The Student Room Group

Law essay - Tort looking for a marker

Hello all.

I am looking for someone who can grade my assessment that I handed in. Its actually my resit therefore I really want to know the approximate grade I would receive ... because I am honestly scared of failing.... so if I did I would know it earlier and start planning on doing much better....

I have attached it in here..
(edited 9 years ago)
Hard to know what mark to give it without seeing the complete question, although I have to say it looks like very bad to me.

1) The answer is hopelessly confusing:

a) The way you have listed all the 'rules' in one section, then all the 'application' elsewhere, is not good. To take a random example - duty of care - the 'rule' is halfway down page 1, and the application of that rule is on page 3. You should have done something like 'issue - in order to successfully claim in negligence, C needs to show that D owes her a duty of care. rule - duty of care is owed when blah blah... case which is authority for that. application - the test is probably satisfied because x,y,z'... then move on to the next issue - presumably breach. The 'issue' should not be 'the entire question', break it down a bit.

b) You seem to have thrown in a bit about the ambulance not owing a duty in the 'rule' section, rather than the 'application' section, which is not consistent with the way you've answered the rest of the question. In any case, if the ambulance crew are a separate potential tortfeasor they should be dealt with separately.

2) Most of the 'rules' you have stated are at best extremely unclear or at worst, totally wrong. For example, legal causation (I'm not sure what you mean but if I can't make sense of it, probably the marker can't either).

3) You've totally misunderstood the Occupiers' Liability Act. The section you've stated shows that Gina owes Steven a duty of care. But that doesn't seem relevant to the rest of the question. If you're claiming that Steven is also an occupier and therefore owes Gina a duty of care under the OLA then (i) I think you're wrong, but (ii) you need to substantiate that in some way.

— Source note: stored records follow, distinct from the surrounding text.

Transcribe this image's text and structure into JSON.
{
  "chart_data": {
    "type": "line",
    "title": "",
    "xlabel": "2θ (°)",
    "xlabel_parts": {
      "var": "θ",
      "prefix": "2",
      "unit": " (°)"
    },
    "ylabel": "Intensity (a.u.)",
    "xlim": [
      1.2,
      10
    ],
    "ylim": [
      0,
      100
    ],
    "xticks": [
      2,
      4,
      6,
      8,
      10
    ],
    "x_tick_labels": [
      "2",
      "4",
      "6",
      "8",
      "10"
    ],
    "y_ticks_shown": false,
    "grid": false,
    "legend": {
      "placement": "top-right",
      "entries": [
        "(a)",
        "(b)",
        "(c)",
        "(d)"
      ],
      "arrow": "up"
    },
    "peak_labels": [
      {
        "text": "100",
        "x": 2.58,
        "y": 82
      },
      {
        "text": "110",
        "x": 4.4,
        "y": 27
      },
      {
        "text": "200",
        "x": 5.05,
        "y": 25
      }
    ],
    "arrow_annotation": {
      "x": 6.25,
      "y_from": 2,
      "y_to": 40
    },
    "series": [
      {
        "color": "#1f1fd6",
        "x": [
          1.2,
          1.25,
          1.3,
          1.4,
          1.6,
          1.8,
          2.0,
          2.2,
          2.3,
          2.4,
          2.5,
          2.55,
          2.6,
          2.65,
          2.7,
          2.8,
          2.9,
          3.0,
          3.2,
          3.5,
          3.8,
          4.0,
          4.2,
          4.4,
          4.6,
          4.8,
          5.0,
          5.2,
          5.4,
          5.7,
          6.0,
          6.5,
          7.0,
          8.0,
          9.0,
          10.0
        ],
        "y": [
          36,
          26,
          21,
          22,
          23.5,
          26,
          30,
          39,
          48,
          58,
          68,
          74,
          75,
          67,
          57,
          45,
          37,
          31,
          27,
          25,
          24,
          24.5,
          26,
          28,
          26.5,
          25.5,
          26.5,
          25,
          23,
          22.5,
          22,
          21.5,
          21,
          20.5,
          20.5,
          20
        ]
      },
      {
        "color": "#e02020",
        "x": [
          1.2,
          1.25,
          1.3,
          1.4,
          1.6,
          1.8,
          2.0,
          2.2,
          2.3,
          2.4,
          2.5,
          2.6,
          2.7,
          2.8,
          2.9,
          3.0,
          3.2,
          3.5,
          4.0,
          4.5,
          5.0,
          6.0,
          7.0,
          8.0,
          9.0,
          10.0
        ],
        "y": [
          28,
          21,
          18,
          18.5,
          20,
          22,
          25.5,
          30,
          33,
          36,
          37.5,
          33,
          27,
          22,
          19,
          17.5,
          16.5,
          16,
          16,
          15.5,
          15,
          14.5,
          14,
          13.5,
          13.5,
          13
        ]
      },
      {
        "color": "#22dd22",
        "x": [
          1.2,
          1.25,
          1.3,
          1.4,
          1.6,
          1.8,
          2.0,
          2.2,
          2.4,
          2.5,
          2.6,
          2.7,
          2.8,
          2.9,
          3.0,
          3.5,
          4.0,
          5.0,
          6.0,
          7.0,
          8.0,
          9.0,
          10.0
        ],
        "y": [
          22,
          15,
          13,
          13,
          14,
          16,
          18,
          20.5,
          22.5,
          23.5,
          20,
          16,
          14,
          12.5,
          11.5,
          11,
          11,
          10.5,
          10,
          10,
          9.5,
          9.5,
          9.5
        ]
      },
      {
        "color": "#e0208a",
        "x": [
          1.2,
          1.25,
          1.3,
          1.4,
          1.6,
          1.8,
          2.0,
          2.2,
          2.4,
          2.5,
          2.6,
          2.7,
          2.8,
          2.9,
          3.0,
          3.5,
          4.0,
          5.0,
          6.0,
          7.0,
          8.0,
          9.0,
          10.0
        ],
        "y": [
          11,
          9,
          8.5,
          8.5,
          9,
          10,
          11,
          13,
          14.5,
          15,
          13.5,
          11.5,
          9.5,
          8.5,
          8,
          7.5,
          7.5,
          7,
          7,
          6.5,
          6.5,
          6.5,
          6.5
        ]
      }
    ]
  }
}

4) The whole bit about contract is confusing and mostly nonsensical. This is a tort essay, right? Stick to saying that Steven may also be liable in contract, then, without waffling about UCTA and C(ROT)PA. There is nothing in the answer that suggests they are even remotely relevant anyway, although hard to say without seeing the question. The relevant statutory provision if you want to explore contractual liability is likely to be s 12 SOGSA anyway.

5) The application section is woeful, but perhaps it would benefit from an improvement to the structure, where you apply the rules that you've just stated before moving on to another issue.

6) The standard of English and the grammar is very poor. Perhaps you won't fail automatically for that but you may lose some marks. At best it makes it harder for the marker to understand what you meant.

7) The way you've cited cases isn't even consistent. None of them have a correct citation. Look at how your university expects you to cite cases, then just copy that.

8) The bibliography is an absolute joke. Neither of the books are tort textbooks. Instead of giving a list of cases you've given a wikipedia link to one case. STOP USING WIKIPEDIA. Use books, Westlaw, Lexis, whatever, and actually read the cases and cite them properly. What the hell is the list of internet resources? Most of them don't figure in the answer and the marker will be puzzled as to how they're relevant... British dental journal? You don't need to provide a link to an explanation of IRAC, although it might help if you'd read it yourself...

9) Statutes. You don't need to give an internet link to statutes. Just look at your university's style guide, and you'll see how you're supposed to cite them.

10) Cases. Probably don't need to say this but none of these are cited correctly. Some of them you haven't even got the name right.

11) I almost don't want to know but what's the last sentence in the conclusion about? I'm not disagreeing that HMRC are incompetent, they overcharged me tax by about £300 last year, but I can't imagine how they even come in to the question.

12) What's the word limit for this? I assume it's not 1100 words as that would be a strange number. If it's 1500 then the fact that you are so far short means, virtually for certain, that you have missed major issues. I'm even more certain about that given that most of the answer at the minute is irrelevant. If it's 2500 then you can be 100% sure that no answer, no matter how well written, that contains 1100 words can ever pass. You have missed something.

Without the question it's hard to give a mark. I think it must be less than 15% (and absolutely certain that it won't get 40%, or whatever the pass mark is).

I'm sorry to be harsh but the answer is so bad that I couldn't really find anything positive to say about it. This is a resit so presumably you have been trying to learn tort for two semesters, now. There is no evidence of any particular learning in the answer.

I suggest, if you have a resit left, that you actually try and learn, read the recommended textbooks and the cases, attend classes, etc. I get the feeling that not only do you not know any tort, you don't really have a clear idea *how to learn it*.